Saturday 20 November 2010

Sessantaquattro vittime


Non è un mistero per nessuno: ho sempre avuto un vistoso debole per Kylie Minogue. Sin dai tempi di Red Blooded Woman e Chocolate ho sempre nutrito per lei una spiccata simpatia, e quando poi, tempo dopo, ho scoperto il video di Where The Wild Roses Grow, dato il mio amore per Millais non ho potuto non iniziare ad amare profondamente anche lei.
Ed in effetti, è stata proprio Kylie, passando per la riva del fiume dove crescono le rose selvatiche, a condurmi verso quel piccolo capolavoro che è Murder Ballads di Nick Cave (sì, lo so, ho scoperto l’ acqua calda). Il loro duetto si trova sul mio iPod da anni e di tanto intanto lo ascolto con piacere, ma è stato dopo aver sentito la cover dei Kamelot che la canzone mi si è fissata definitivamente in testa (con netta preferenza per l’originale, inutile dirlo) e mi è venuta la curiosità di ascoltare l’intero album. Beh, forse avrei dovuto farlo prima; o forse no, non so se avrei avuto la maturità sufficiente per apprezzarlo.

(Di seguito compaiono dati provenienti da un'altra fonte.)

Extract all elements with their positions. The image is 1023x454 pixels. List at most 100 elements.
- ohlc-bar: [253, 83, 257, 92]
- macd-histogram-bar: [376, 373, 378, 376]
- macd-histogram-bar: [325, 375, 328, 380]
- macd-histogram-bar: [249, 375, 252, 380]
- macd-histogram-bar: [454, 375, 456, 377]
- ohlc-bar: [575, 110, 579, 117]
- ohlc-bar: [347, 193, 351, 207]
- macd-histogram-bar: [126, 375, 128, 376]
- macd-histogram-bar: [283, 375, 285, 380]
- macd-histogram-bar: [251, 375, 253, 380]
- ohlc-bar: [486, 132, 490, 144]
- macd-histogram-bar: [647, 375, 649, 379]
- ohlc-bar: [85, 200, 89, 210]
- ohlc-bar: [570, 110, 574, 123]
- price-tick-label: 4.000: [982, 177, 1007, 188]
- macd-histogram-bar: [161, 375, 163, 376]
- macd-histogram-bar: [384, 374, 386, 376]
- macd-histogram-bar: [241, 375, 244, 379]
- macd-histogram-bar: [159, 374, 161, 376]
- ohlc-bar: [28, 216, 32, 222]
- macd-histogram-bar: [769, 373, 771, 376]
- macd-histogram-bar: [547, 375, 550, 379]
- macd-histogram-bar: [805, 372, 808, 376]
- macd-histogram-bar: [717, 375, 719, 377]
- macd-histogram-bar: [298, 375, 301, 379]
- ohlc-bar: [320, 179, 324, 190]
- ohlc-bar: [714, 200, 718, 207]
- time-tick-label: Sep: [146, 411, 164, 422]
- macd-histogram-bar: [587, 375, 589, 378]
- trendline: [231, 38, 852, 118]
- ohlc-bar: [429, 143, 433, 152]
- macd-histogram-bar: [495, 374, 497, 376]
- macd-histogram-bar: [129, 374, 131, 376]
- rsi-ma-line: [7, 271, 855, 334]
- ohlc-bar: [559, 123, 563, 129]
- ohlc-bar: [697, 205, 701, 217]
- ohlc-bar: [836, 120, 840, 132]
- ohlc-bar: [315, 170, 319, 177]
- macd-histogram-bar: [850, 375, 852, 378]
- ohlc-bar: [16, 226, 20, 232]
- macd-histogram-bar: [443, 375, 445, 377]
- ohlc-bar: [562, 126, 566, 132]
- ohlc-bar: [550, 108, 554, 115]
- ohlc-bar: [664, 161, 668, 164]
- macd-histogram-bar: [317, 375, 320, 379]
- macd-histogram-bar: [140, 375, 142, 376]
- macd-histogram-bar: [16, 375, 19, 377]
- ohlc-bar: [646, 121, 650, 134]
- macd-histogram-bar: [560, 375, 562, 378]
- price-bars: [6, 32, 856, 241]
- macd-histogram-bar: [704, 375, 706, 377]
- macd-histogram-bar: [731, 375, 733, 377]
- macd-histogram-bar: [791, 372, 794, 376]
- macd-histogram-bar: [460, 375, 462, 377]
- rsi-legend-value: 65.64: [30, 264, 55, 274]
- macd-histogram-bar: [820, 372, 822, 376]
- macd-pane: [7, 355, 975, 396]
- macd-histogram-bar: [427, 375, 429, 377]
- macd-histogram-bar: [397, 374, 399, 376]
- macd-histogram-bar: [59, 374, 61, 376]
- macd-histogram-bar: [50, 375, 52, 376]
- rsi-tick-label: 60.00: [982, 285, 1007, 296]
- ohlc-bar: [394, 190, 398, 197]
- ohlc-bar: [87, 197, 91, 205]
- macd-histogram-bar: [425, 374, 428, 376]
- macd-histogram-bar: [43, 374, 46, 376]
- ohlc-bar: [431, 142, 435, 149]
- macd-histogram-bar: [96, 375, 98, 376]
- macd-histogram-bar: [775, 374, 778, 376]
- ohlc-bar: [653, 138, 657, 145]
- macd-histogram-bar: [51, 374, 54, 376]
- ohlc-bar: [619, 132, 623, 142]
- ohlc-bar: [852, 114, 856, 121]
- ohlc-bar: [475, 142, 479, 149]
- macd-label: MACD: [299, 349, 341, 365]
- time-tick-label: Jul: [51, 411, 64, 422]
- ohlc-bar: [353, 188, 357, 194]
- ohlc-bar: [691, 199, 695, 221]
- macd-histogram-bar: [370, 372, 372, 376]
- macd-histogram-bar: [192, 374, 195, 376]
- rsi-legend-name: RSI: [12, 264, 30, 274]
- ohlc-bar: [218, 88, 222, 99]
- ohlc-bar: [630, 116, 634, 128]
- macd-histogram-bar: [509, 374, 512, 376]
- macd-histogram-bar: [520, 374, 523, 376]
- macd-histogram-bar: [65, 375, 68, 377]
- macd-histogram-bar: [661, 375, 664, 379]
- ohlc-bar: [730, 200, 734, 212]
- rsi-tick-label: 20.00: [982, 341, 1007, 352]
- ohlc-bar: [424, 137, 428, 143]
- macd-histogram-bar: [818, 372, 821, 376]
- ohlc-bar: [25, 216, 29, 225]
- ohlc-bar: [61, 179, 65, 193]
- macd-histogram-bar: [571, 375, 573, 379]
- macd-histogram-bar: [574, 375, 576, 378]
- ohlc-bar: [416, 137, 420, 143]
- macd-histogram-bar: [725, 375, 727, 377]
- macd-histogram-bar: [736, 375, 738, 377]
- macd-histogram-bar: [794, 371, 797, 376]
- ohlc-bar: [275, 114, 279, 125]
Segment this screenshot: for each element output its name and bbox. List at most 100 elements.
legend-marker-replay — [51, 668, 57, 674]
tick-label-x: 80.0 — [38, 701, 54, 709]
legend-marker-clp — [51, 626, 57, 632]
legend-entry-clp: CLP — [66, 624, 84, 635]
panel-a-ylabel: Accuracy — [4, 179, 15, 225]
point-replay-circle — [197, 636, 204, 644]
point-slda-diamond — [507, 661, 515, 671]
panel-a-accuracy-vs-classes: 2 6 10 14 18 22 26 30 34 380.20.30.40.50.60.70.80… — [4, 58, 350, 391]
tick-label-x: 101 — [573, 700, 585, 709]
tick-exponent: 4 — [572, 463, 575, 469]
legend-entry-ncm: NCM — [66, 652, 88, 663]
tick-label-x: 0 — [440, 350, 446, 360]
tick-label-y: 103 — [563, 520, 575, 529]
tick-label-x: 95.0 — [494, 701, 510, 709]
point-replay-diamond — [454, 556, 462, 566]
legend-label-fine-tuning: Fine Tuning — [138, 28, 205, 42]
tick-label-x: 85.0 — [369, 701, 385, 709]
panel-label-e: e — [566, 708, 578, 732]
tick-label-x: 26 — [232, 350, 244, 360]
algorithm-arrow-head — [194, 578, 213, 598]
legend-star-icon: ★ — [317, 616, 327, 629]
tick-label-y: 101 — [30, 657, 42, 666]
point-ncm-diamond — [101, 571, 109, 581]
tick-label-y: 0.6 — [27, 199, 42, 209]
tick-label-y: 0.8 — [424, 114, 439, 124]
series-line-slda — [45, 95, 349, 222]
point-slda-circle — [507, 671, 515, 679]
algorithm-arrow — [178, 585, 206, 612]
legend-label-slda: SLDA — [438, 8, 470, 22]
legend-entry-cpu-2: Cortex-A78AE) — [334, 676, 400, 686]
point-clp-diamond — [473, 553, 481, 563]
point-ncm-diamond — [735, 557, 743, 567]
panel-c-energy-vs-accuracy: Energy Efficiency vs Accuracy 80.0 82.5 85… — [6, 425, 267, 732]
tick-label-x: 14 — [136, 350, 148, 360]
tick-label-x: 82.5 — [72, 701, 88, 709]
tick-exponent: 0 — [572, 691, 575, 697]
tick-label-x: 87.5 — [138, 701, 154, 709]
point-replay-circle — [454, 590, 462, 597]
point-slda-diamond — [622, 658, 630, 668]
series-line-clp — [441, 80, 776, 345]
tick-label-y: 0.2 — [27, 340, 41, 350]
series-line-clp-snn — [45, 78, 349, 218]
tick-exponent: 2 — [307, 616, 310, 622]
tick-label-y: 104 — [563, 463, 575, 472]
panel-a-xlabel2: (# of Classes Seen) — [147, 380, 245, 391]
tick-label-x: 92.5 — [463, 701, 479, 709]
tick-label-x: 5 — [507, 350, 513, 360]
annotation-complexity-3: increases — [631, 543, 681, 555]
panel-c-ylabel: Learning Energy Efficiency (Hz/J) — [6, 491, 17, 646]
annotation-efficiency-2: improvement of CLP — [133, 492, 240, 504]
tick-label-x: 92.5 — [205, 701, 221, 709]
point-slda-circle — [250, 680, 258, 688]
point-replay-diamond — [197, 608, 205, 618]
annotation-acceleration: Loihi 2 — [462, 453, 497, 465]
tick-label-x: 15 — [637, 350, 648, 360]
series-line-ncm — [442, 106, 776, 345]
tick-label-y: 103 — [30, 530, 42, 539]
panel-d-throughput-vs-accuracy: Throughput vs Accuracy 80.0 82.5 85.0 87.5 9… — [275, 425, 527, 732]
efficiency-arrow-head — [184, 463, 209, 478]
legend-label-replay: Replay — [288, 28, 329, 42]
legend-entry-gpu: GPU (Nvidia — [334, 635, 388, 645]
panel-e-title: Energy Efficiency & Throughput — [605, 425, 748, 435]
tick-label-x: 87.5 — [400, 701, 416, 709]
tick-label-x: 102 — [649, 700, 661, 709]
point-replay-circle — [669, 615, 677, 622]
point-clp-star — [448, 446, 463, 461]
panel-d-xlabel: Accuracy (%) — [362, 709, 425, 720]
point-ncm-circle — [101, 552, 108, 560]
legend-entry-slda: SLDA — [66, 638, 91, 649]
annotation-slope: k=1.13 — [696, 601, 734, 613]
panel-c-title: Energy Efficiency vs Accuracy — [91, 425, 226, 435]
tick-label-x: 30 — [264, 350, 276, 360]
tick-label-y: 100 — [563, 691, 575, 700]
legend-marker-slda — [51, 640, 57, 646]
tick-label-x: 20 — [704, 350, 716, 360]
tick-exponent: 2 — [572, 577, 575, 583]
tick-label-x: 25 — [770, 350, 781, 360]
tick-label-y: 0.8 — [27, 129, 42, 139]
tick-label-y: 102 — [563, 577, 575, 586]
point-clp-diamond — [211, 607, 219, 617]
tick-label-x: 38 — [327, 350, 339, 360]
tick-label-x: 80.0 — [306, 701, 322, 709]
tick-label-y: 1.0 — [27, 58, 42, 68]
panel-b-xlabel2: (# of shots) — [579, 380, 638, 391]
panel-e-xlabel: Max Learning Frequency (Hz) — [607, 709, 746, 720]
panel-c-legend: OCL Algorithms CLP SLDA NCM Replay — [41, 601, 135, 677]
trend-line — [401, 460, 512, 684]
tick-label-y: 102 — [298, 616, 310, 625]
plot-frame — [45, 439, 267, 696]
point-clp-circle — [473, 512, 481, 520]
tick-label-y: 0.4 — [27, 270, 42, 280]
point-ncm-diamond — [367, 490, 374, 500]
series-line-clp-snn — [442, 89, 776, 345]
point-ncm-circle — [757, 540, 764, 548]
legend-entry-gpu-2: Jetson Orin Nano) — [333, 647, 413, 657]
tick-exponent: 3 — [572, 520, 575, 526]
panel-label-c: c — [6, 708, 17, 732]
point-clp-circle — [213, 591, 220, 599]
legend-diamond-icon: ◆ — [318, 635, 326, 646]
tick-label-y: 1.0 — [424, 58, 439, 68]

Senza voler aggiungere una recensione alle millemila che si saranno accatastate in quattordici anni, vado dritto al punto: sono rimasto talmente colpito da avergli dato due ascolti nel giro di una sera; e sinceramente sto lì lì per darci il terzo. È spettacolare vedere come nel giro di un’ora di musica si possano accavallare tante situazioni al limite del grottesco narrate ora in termini che non vanno oltre l’allusione, ora con una crudezza che rasenta la volgarità, ora con dolcezza ed eleganza. Tralasciando che la mia preferita resta Where The Wild Roses Grow - e non solo per Kylie o per Millais, ma proprio perché il concetto di uccidere qualcuno per non farlo invecchiare è qualcosa che mi manda terribilmente in solluchero - e che adoro anche Henry Lee sia per la presenza di PJ Harvey che per il suo essere piuttosto attinente alla mia vita dell’ultimo periodo, mi sono goduto un po’ tutti i vari casi di omicidio (ovviamente avere le lyrics davanti è d’obbligo) fra patologici, passionali, squallidi, incomprensibili, rimanendo letteralmente a bocca aperta davanti alla piccola Loretta "Lottie" di The Curse of Millhaven. Davvero, quella canzone è un capolavoro, perfino più dei quattordici minuti di cronaca dettagliata della strage perpetrata nell’O’Malley’s Bar con tanto di nomi e cognomi delle vittime. Ma Loretta è davvero terribile, sia per gli omicidi random, sia per le stragi che ha fatto così, tanto perché all God’s children, they all gotta die. Davvero degna della Kari Rueslåtten più incavolata (e anche lei, fra pistole, incendi, depressioni post-partum, varie ed eventuali è da temere, come Veronica ben sa). E il finale, poi, è un capolavoro: Death Is Not The End, con quell’aria allegra da piano bar o karaoke e tutti i partecipanti dell'album che cantano a turno un verso dopo la catasta di cadaveri delle nove canzoni precedenti fa davvero accapponare la pelle, è più che grottesca, è divina! (Peraltro, è stata una sorpresa trovare, oltre a Kylie e PJ di cui già sapevo, anche Katharine Blake delle Mediæval Bæbes).

Ergo, se volete passare una serata alternativa con tanta ottima musica, cercatevi i testi e date un ascolto o due a Murder Ballads, ringraziate Nick Cave e i Bad Seeds per avercelo regalato e buon divertimento.
Per quanto riguarda me, sono seriamente tentato di fare una serie fotografica ispirata a quest’album: il risultato sarebbe di certo sensazionale.